The way forward became a tight maze of natural, rocky corridors, branching off in many directions. I superimposed a red path directly to the shuttle on my vision – augmented reality. Getting lost in this section would be bad news. I led the way, and soon came to a natural tee-junction. I could hear the breathing of a human who thought he was lying in wait for me. Even with my limp I was around the corner before he knew what was happening. I swung my gun with the momentum of my turn and pierced his skull with the weapon’s barrel. I wrenched it free and trampled the corpse. Ahead was a single file of six humans, funnelled into a passage so narrow their shoulders were cramped up against the walls. The lead man couldn’t bring his plasma rifle to bear as I lowered my head and turned myself into a human missile, igniting my jetpack – after checking Lothar hadn’t rounded the corner yet. I flew straight at the human soldier ahead. His jaw dropped and he desperately tried to scrabble backwards, but his mate was right behind him and another behind him, and and so on; ones who had not seen what was happening. In barely a second I crashed into the lead human. My bowed head plunged through his sternum and ribcage and I crushed his heart and his lungs with the top of my head. The transferred force of the impact probably killed the next man too, he certainly crumpled to the floor. I extricated my bloody head and as that corpse also fell, I raised my gun and poured the rest of its magazine into the tightly packed troops ahead of me. When my bullets ran out I threw the gun like a cumbersome javelin into the chest of the last man. Then I limped awkwardly over the squelchy carpet of dead humans.

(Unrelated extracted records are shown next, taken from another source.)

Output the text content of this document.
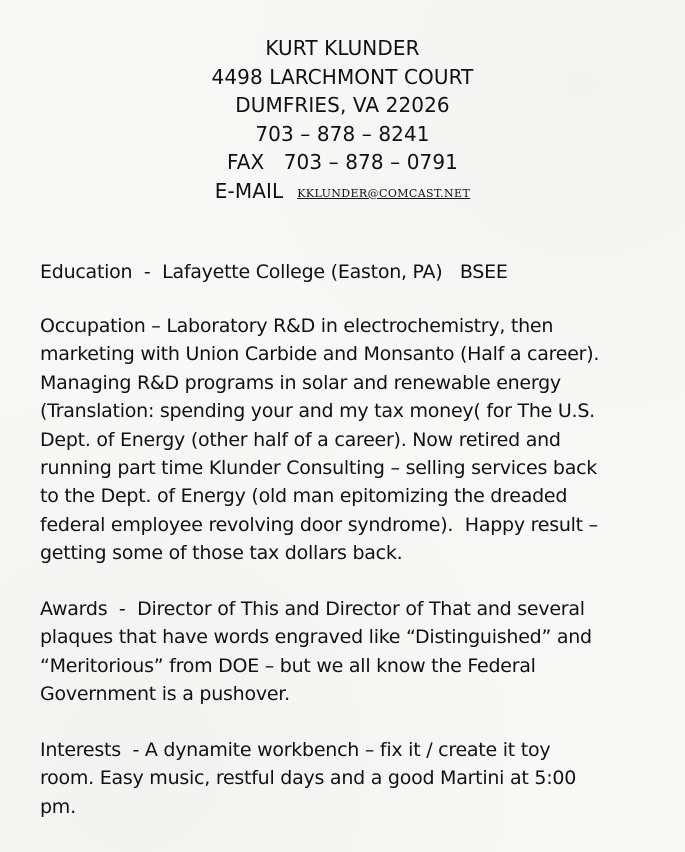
KURT KLUNDER
4498 LARCHMONT COURT
DUMFRIES, VA 22026
703 – 878 – 8241
FAX   703 – 878 – 0791
E-MAIL KKLUNDER@COMCAST.NET
Education  -  Lafayette College (Easton, PA)   BSEE
Occupation – Laboratory R&D in electrochemistry, then
marketing with Union Carbide and Monsanto (Half a career).
Managing R&D programs in solar and renewable energy
(Translation: spending your and my tax money( for The U.S.
Dept. of Energy (other half of a career). Now retired and
running part time Klunder Consulting – selling services back
to the Dept. of Energy (old man epitomizing the dreaded
federal employee revolving door syndrome).  Happy result –
getting some of those tax dollars back.
Awards  -  Director of This and Director of That and several
plaques that have words engraved like “Distinguished” and
“Meritorious” from DOE – but we all know the Federal
Government is a pushover.
Interests  - A dynamite workbench – fix it / create it toy
room. Easy music, restful days and a good Martini at 5:00
pm.
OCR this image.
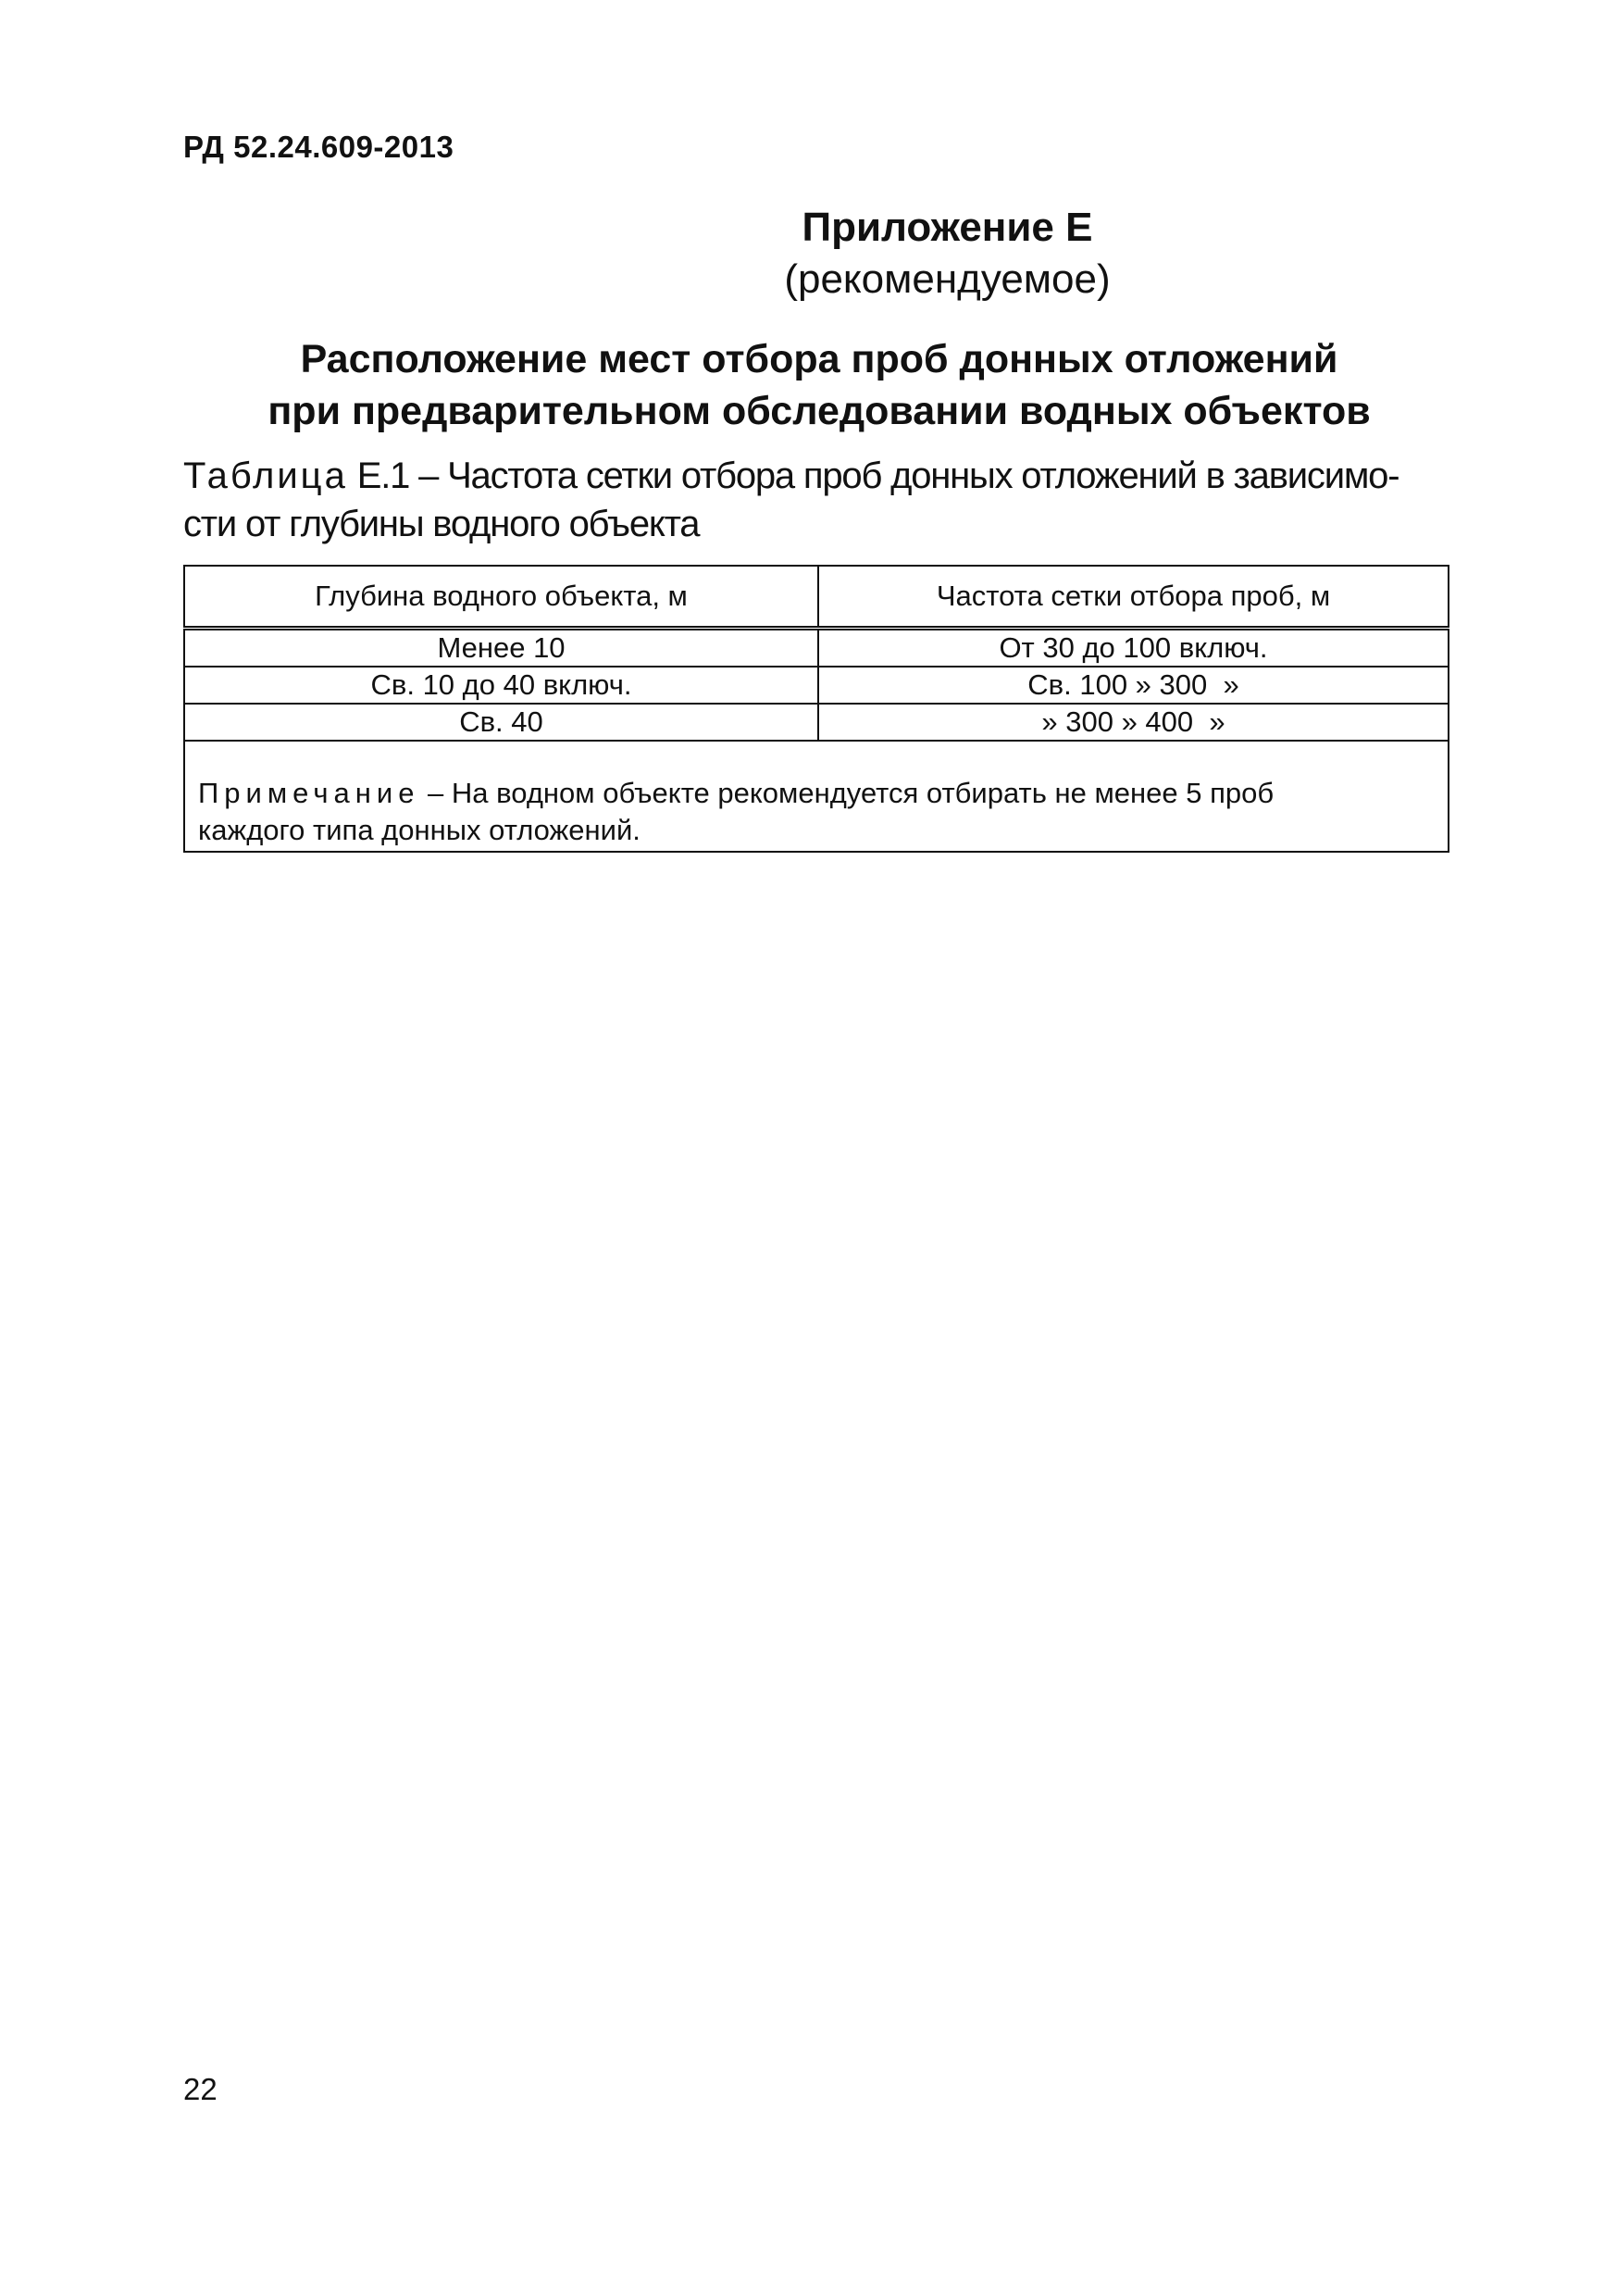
РД 52.24.609-2013
Приложение Е
(рекомендуемое)
Расположение мест отбора проб донных отложений
при предварительном обследовании водных объектов
Таблица Е.1 – Частота сетки отбора проб донных отложений в зависимо-
сти от глубины водного объекта
Глубина водного объекта, м	Частота сетки отбора проб, м
Менее 10	От 30 до 100 включ.
Св. 10 до 40 включ.	Св. 100 » 300  »
Св. 40	» 300 » 400  »

Примечание – На водном объекте рекомендуется отбирать не менее 5 проб
каждого типа донных отложений.	
22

A large open area was ahead, but, just as I stepped out into it, a Manoogla came out of some kind of burrow in the stony ground and exploded. The force of the explosion swept my legs from under me and I crashed to the floor. At the other end of the clearing, three laser armed grey-skins started plinking away at me. They all had the default red selection for their laser bolts, so I was unable to make a good note of the one who scored a hit on my right eye, melting the eyeball in a flash, but doing nothing to the ocular array underneath. But, even as I scrabbled to my feet, I was in danger of taking real damage, as the soldiers had gone into continuous fire mode. I was starting to heat up dangerously where two of the lasers converged on my chest.

“What are you doing?” wailed an object that flew through the air, striking one of the grey-skins in the face. He went down in a heap and the thrown object – Doctor Melon’s head – latched onto one of his calf muscles, chomping on it and growling like a dog. Lothar stepped into view, out of the gore-filled passage behind me and into the clearing. He calmly drew his sidearm as he moved. One of the two remaining grey-skins hurriedly swept his laser beam across the ground between Lothar and me. Lothar hopped over it as it swept past him, firing two shots as he jumped. Both soldiers fell as misty clouds of blood exploded around their heads. I managed to push myself to my feet. Crisis averted, no damage done. Skeleton: Not compromised. Flesh: Yeah, mostly gone again. Why do I bother growing it back, honestly?